Mutation of the lipopolysaccharide core glycosyltransferase encoded by waaG destabilizes the outer membrane of Escherichia coli by interfering with core phosphorylation

Abstract

In Escherichia coli, phosphoryl substituents in the lipopolysaccharide core region are essential for outer membrane stability. Mutation of the core glucosyltransferase encoded by waaG (formerly rfaG) resulted in lipopolysaccharide truncated immediately after the inner core heptose residues, which serve as the sites for phosphorylation. Surprisingly, mutation of waaG also destabilized the outer membrane. Structural analyses of waaG mutant lipopolysaccharide showed that the cause for this phenotype was a decrease in core phosphorylation, an unexpected side effect of the waaG mutation.

FIG. 1

Structure of the LPS from E. coli strains with an R1-type core. Core residues are designated by sugar abbreviation and number to facilitate identification. Abbreviations are as follows: GlcN, d-glucosamine; Hep, l-glycero-d-manno-heptose; P, phosphate; EtNP, 2-aminoethyl phosphate; Glc, d-glucose; and Gal, d-galactose. All sugars are in the pyranose configuration, and the linkages are α unless otherwise indicated. The assignment of function to genes encoding core glycosyltransferases and phosphotransferases has been reported previously (2, 3, 7, 19). Of particular note, the waaG gene product (indicated by an asterisk) is the glucosyltransferase for GlcI.

FIG. 2

Deduced structure of the LPS from CWG303 (waaG). The two major oligosaccharides observed after complete deacylation of CWG303 LPS differ only in the presence or absence of a phosphate (P) residue on Hep residue E (R = OH in OS-1; R = P in OS-2). The major oligosaccharides after mild acid hydrolysis of CWG303 LPS again differ only by phosphorylation on Hep residue E (R = OH in OS-3; R = P or 2-aminoethyl diphosphate in OS-4).
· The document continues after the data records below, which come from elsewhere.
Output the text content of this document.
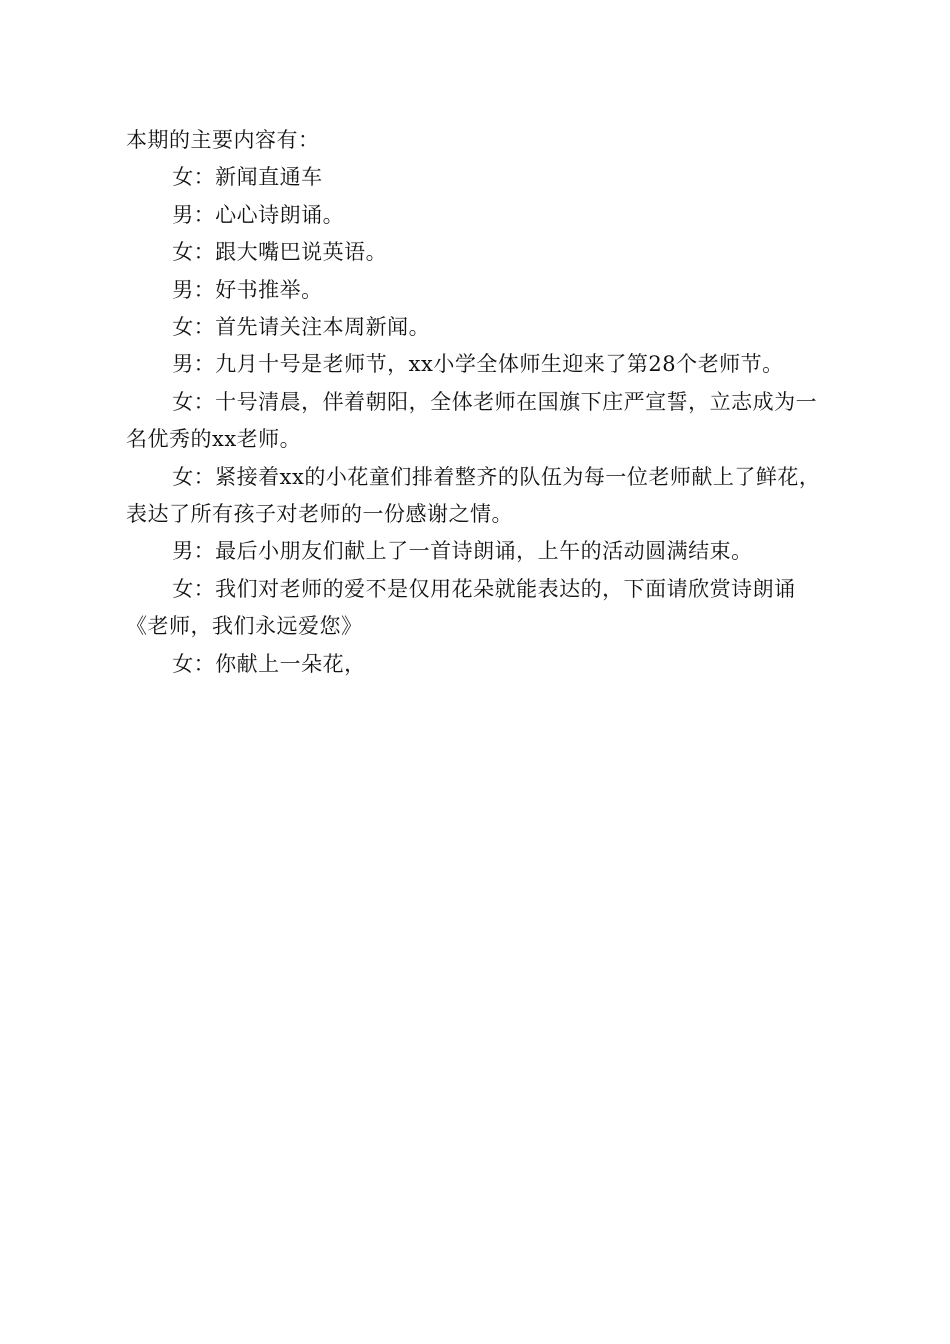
本期的主要内容有：

女：新闻直通车

男：心心诗朗诵。

女：跟大嘴巴说英语。

男：好书推举。

女：首先请关注本周新闻。

男：九月十号是老师节，xx小学全体师生迎来了第28个老师节。

女：十号清晨，伴着朝阳，全体老师在国旗下庄严宣誓，立志成为一名优秀的xx老师。

女：紧接着xx的小花童们排着整齐的队伍为每一位老师献上了鲜花，表达了所有孩子对老师的一份感谢之情。

男：最后小朋友们献上了一首诗朗诵，上午的活动圆满结束。

女：我们对老师的爱不是仅用花朵就能表达的，下面请欣赏诗朗诵《老师，我们永远爱您》

女：你献上一朵花，
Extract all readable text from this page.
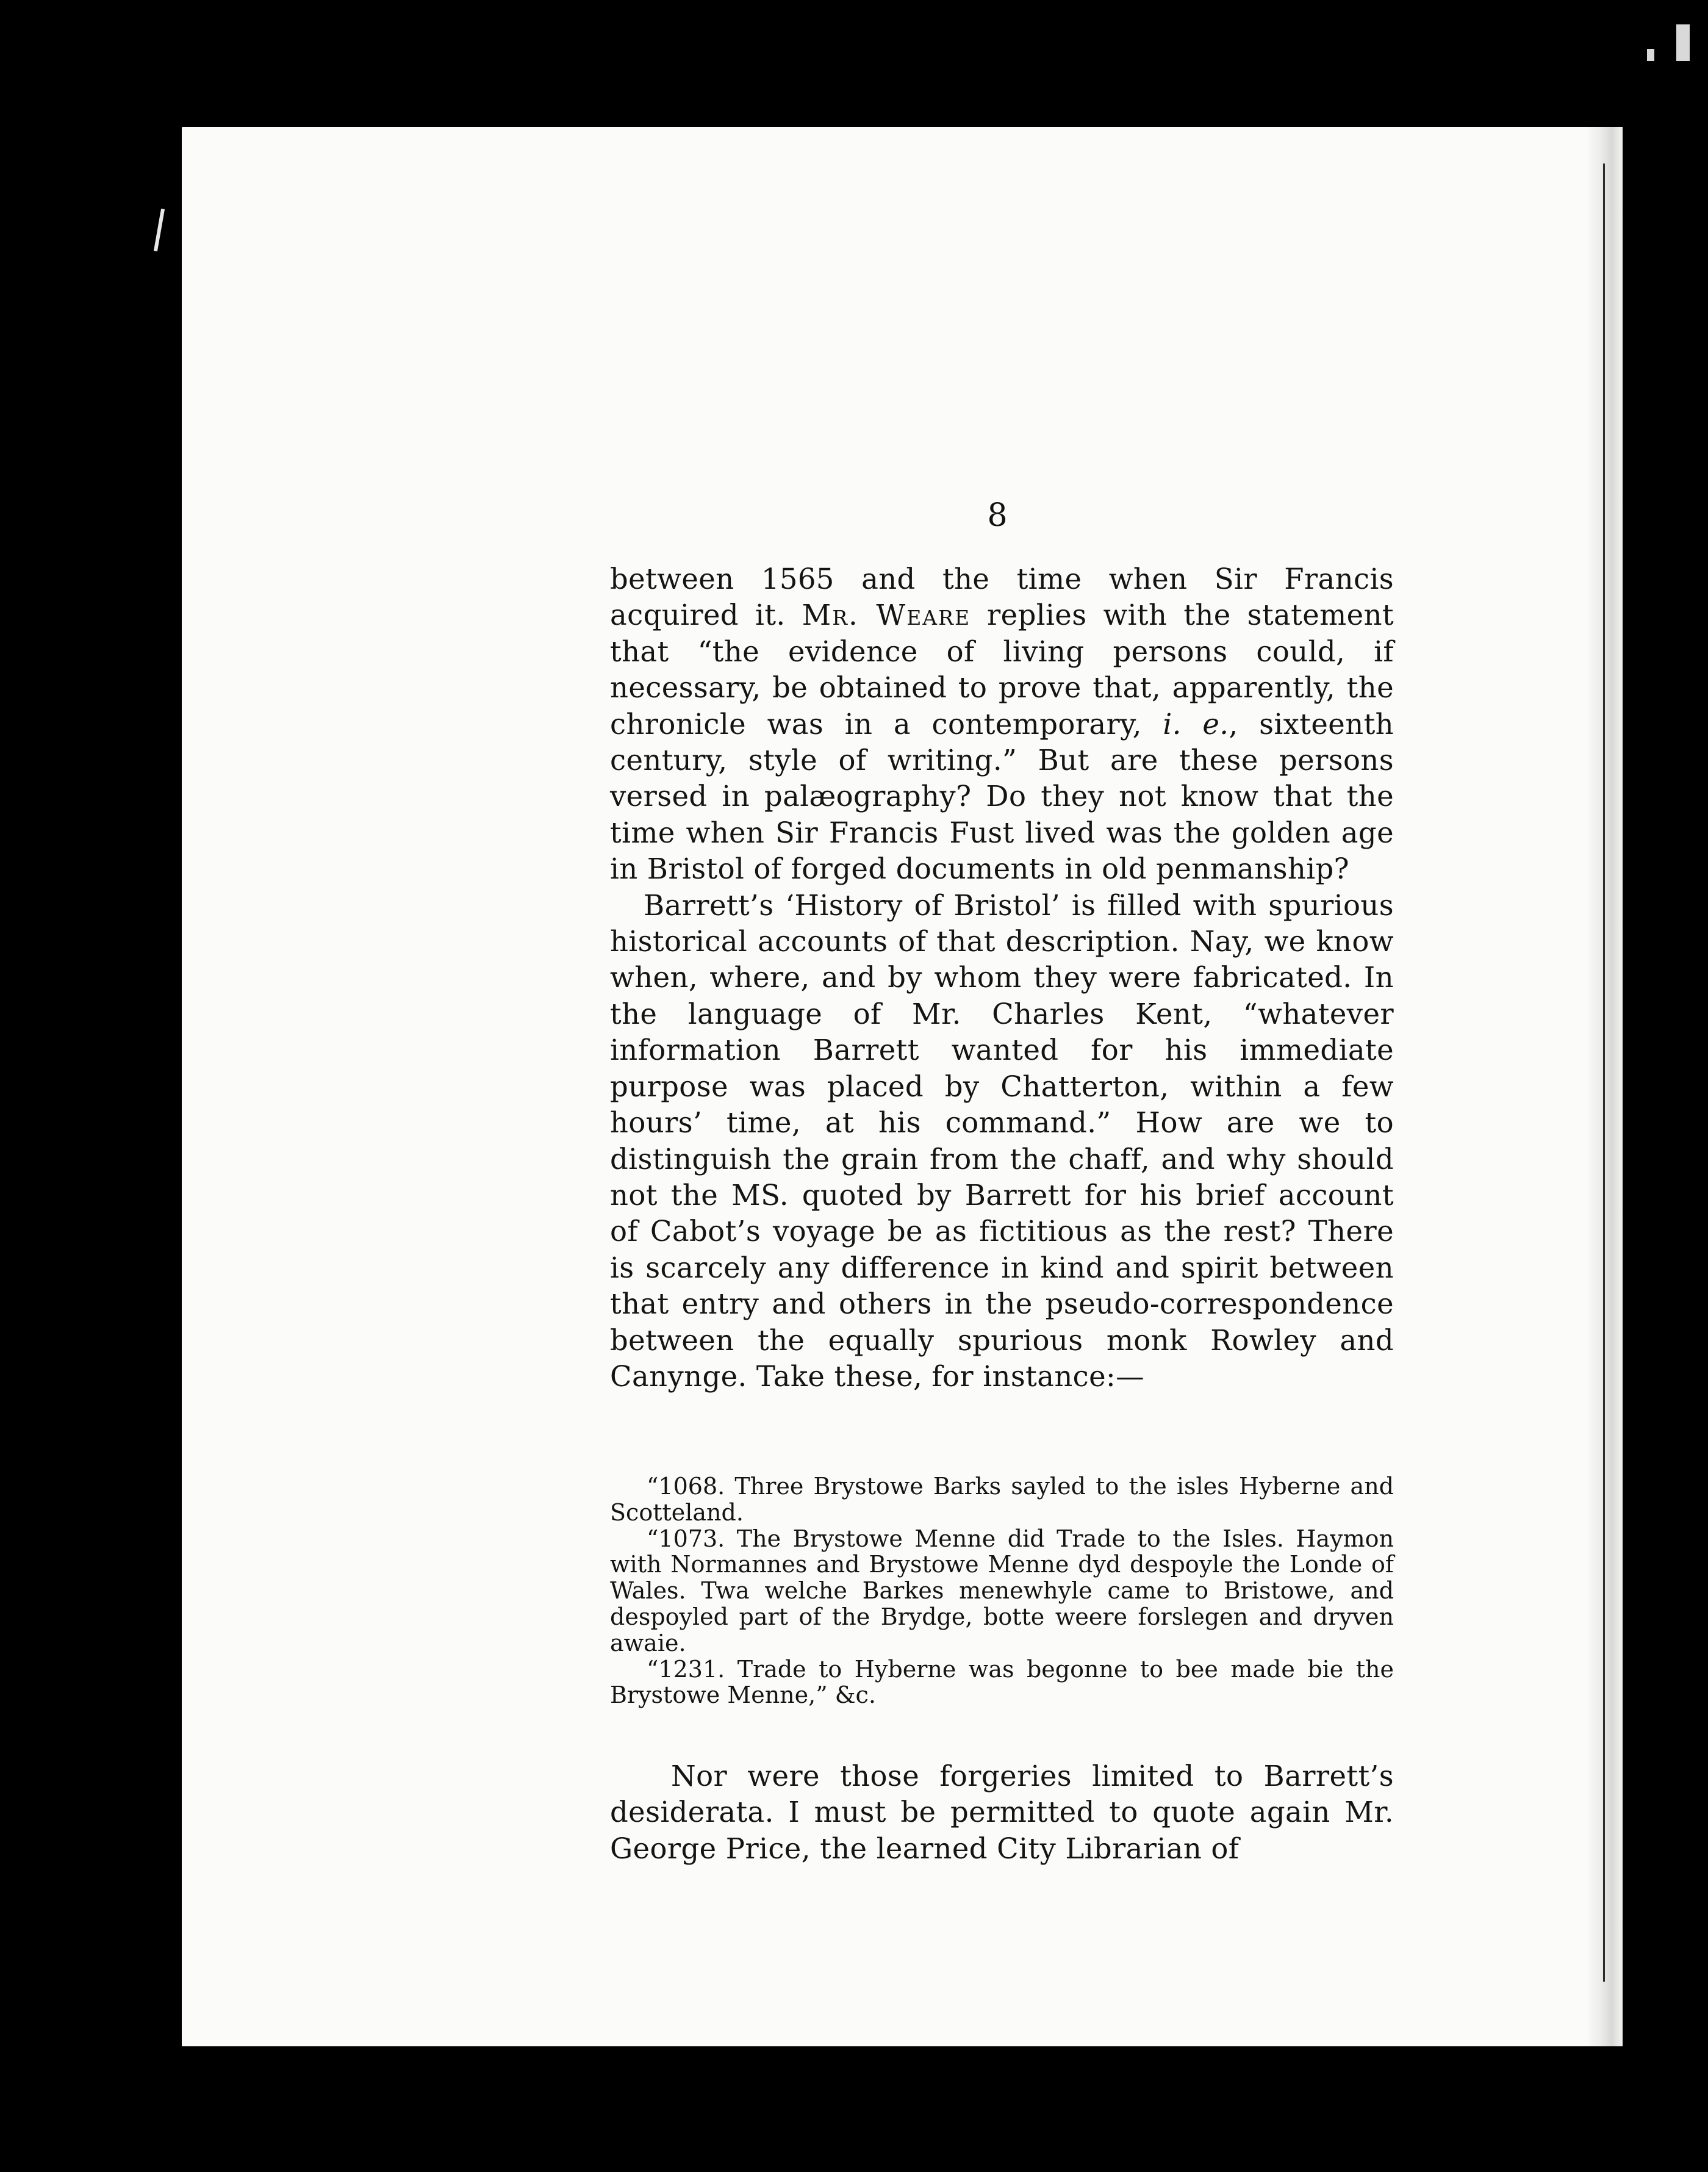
8

between 1565 and the time when Sir Francis acquired it. Mr. Weare replies with the statement that “the evidence of living persons could, if necessary, be obtained to prove that, apparently, the chronicle was in a contemporary, i. e., sixteenth century, style of writing.” But are these persons versed in palæography? Do they not know that the time when Sir Francis Fust lived was the golden age in Bristol of forged documents in old penmanship?

Barrett’s ‘History of Bristol’ is filled with spurious historical accounts of that description. Nay, we know when, where, and by whom they were fabricated. In the language of Mr. Charles Kent, “whatever information Barrett wanted for his immediate purpose was placed by Chatterton, within a few hours’ time, at his command.” How are we to distinguish the grain from the chaff, and why should not the MS. quoted by Barrett for his brief account of Cabot’s voyage be as fictitious as the rest? There is scarcely any difference in kind and spirit between that entry and others in the pseudo-correspondence between the equally spurious monk Rowley and Canynge. Take these, for instance:—

“1068. Three Brystowe Barks sayled to the isles Hyberne and Scotteland.

“1073. The Brystowe Menne did Trade to the Isles. Haymon with Normannes and Brystowe Menne dyd despoyle the Londe of Wales. Twa welche Barkes menewhyle came to Bristowe, and despoyled part of the Brydge, botte weere forslegen and dryven awaie.

“1231. Trade to Hyberne was begonne to bee made bie the Brystowe Menne,” &c.

Nor were those forgeries limited to Barrett’s desiderata. I must be permitted to quote again Mr. George Price, the learned City Librarian of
The P substitution on Hep residue E (HepI) occurs in about 40% of LPS molecules, with 30% of these P residues being further modified by PEtN.

FIG. 3

SDS-PAGE gel (12.5% polyacrylamide) of Sarkosyl-insoluble outer membrane fractions. Lane 1, F470 (parent); lane 2, CWG303 (waaG); lane 3, CWG296 (waaP). Molecular mass markers (in kilodaltons) are indicated to the left of the gel, and major proteins are labeled on the right.